Daniel Israel: Musical Theatre in Motion
The direction of Daniel Israel’s career is decidedly more clear than that of the characters in his new musical, who bounce from parking lot to parking lot following the eccentric orbit of the brightest star in their universe, the jam band Liquid Brick. The musical, which goes by the working title “The Dirty Hippie Jam Band Project,” is the beautiful love child of Israel’s collaboration with Pheobe Kreutz, with whom he was happily paired at BMI’s prestigious Lehman Engel Musical Theatre workshop. The musical deliberately eschews featuring the music of Liquid Brick, which one character describes as “the sound of Jesus having an orgasm,” so that it may focus intently on the dreams and relationships of a select group of the band’s devotees.

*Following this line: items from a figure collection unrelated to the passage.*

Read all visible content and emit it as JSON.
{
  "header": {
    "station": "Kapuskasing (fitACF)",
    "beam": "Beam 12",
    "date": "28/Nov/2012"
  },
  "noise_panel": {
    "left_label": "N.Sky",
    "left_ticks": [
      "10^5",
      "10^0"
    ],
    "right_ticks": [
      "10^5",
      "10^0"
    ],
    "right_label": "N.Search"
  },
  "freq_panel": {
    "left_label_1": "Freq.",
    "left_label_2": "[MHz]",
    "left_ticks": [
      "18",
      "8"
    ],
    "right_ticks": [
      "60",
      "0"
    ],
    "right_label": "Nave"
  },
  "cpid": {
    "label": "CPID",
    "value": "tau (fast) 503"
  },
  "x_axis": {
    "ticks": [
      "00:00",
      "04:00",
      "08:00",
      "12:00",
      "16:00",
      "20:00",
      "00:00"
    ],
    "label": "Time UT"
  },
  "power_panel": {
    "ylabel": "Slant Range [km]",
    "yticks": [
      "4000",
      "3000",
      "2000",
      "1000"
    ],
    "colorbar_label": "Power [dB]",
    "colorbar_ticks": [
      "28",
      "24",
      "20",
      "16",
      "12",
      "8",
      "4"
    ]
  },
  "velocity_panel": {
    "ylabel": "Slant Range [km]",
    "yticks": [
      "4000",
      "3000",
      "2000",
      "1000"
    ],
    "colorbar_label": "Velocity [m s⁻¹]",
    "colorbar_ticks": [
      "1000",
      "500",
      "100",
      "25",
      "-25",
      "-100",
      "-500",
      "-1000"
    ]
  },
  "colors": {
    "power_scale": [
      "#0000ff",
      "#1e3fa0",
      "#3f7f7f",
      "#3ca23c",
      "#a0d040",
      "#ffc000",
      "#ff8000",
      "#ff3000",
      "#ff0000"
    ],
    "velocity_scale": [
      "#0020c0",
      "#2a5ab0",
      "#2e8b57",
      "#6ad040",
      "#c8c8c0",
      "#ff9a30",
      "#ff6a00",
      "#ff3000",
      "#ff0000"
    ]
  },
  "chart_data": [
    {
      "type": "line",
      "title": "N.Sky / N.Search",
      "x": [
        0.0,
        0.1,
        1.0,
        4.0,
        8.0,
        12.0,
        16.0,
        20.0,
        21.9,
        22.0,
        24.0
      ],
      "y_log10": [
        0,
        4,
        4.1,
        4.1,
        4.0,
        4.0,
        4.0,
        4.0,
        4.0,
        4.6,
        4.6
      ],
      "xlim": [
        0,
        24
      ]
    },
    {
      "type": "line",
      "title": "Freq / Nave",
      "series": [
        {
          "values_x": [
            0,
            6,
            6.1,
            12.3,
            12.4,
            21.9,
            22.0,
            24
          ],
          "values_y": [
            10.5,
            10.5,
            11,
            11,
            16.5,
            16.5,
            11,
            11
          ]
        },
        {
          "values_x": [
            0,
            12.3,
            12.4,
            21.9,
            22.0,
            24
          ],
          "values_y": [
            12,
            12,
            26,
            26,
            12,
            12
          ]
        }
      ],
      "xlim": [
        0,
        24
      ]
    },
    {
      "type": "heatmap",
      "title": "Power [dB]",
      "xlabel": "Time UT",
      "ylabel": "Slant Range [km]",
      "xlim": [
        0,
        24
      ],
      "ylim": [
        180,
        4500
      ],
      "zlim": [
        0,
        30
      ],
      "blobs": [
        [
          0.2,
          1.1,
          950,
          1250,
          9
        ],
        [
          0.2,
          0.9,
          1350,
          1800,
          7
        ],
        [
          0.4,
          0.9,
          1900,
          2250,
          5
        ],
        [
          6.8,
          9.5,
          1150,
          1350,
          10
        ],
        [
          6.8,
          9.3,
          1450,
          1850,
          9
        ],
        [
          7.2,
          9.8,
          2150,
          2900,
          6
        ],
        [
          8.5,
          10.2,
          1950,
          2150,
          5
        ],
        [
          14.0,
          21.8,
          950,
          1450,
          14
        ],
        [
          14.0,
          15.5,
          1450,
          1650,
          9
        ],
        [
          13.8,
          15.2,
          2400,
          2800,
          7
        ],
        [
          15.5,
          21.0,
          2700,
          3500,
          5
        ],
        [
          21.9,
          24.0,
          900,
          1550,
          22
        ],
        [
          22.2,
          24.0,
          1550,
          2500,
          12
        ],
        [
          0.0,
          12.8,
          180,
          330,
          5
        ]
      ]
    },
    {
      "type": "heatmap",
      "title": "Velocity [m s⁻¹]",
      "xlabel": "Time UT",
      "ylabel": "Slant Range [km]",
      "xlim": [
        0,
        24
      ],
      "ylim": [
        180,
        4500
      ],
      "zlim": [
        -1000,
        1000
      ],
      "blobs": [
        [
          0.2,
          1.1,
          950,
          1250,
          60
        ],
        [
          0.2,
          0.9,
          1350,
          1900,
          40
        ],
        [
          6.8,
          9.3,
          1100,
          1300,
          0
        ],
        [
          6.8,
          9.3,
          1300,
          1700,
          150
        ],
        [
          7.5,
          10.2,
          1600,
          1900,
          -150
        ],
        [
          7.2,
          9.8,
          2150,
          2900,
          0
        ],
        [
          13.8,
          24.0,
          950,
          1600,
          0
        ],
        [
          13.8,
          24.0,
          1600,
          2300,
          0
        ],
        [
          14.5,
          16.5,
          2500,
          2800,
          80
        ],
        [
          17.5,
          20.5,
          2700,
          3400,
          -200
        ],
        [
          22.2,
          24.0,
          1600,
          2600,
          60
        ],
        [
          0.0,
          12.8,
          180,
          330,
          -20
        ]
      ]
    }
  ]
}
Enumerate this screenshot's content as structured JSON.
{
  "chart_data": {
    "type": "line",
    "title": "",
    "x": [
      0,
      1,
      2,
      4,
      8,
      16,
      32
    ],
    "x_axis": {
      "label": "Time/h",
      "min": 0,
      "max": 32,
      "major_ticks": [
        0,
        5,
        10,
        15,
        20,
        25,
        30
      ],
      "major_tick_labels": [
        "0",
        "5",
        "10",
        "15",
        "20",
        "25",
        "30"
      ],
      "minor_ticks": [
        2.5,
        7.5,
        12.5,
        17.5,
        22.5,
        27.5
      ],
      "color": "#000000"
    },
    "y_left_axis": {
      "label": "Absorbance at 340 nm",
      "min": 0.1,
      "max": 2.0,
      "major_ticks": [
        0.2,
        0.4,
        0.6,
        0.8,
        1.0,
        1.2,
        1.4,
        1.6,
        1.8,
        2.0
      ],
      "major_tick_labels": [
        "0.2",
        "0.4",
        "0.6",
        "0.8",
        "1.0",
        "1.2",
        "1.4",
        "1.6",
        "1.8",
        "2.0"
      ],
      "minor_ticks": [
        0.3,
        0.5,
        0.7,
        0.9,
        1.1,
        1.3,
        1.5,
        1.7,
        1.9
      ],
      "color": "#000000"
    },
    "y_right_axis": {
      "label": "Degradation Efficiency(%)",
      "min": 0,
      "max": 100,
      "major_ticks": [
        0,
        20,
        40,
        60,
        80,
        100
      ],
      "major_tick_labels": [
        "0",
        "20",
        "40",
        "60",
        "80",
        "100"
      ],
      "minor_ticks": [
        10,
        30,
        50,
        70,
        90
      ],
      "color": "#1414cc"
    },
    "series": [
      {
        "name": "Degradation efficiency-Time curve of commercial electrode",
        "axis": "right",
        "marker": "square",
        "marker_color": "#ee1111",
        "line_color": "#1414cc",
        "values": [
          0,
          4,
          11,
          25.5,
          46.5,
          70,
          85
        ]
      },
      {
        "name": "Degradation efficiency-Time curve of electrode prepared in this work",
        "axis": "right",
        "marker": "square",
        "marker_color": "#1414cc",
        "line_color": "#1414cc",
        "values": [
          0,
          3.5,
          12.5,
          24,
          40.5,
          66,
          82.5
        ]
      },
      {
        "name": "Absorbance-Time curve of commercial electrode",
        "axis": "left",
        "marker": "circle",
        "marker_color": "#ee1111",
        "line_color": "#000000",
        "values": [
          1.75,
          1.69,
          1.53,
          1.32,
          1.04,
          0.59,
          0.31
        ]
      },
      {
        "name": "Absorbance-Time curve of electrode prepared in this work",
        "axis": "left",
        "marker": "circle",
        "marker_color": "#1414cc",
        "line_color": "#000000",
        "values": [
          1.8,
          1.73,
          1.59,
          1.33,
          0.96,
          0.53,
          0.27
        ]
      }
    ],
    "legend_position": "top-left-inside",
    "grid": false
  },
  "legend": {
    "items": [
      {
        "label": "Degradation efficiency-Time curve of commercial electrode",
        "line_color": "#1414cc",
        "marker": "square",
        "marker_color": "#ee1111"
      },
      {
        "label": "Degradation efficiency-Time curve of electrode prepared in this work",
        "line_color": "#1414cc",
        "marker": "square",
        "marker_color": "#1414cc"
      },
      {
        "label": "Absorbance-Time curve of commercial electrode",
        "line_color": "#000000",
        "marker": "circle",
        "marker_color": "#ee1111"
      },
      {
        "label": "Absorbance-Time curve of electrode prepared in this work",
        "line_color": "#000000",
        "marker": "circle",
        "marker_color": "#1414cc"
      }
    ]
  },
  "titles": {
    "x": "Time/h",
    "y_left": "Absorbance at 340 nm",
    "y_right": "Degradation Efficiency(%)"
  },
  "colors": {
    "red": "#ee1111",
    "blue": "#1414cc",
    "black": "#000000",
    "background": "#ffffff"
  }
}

Keeping the actual band in the background and at a distance from the characters underscores those characters’ idealism and their near spiritual veneration of the band. Musically, it enables Israel to let the “music come from the individual more than from a genre rock score.” Thus, he composes so as to “distinguish [among] the musical voices of characters.” The “uptight” Julie has a “rigid music style,” more characteristic of “classic music theater.” Pops, who has come to Liquid Brick after following the Dead, Phish, and Dave Matthews (“It was a dark time”) is “Bob Seegeresque.”
The show depicts the struggles these characters face when they come together. On the surface everything is placid. “They’re playing hacky sack; they’re smoking weed,” Israel says. But beneath, the waters roil. “They’ve all run away from something,” and while one of the production’s songs “Testify” proclaims Liquid Brick a panacea, they will need to look deeper to experience real growth, even if means they must, to quote another song, “let go of letting go.” They find that depth in the community that has formed in their presence even while their sight was focused elsewhere. As Israel puts it, “Liquid Brick has brought them together, but they stay for the community.”
The show is currently undergoing revisions. Israel and the show’s other creators hope to have it up in a regional theatre this year, all the while setting their own sights on Broadway. In the meantime, Israel is feverously working with another creative team on a musical about obesity and wellness. The piece was commissioned by the George Street Playhouse Touring Theatre and is being produced in conjunction with the New Jersey Department of Health and Human services.
At this pace, it’s merely a matter of time before Israel will be dealing with his own bands of devotees.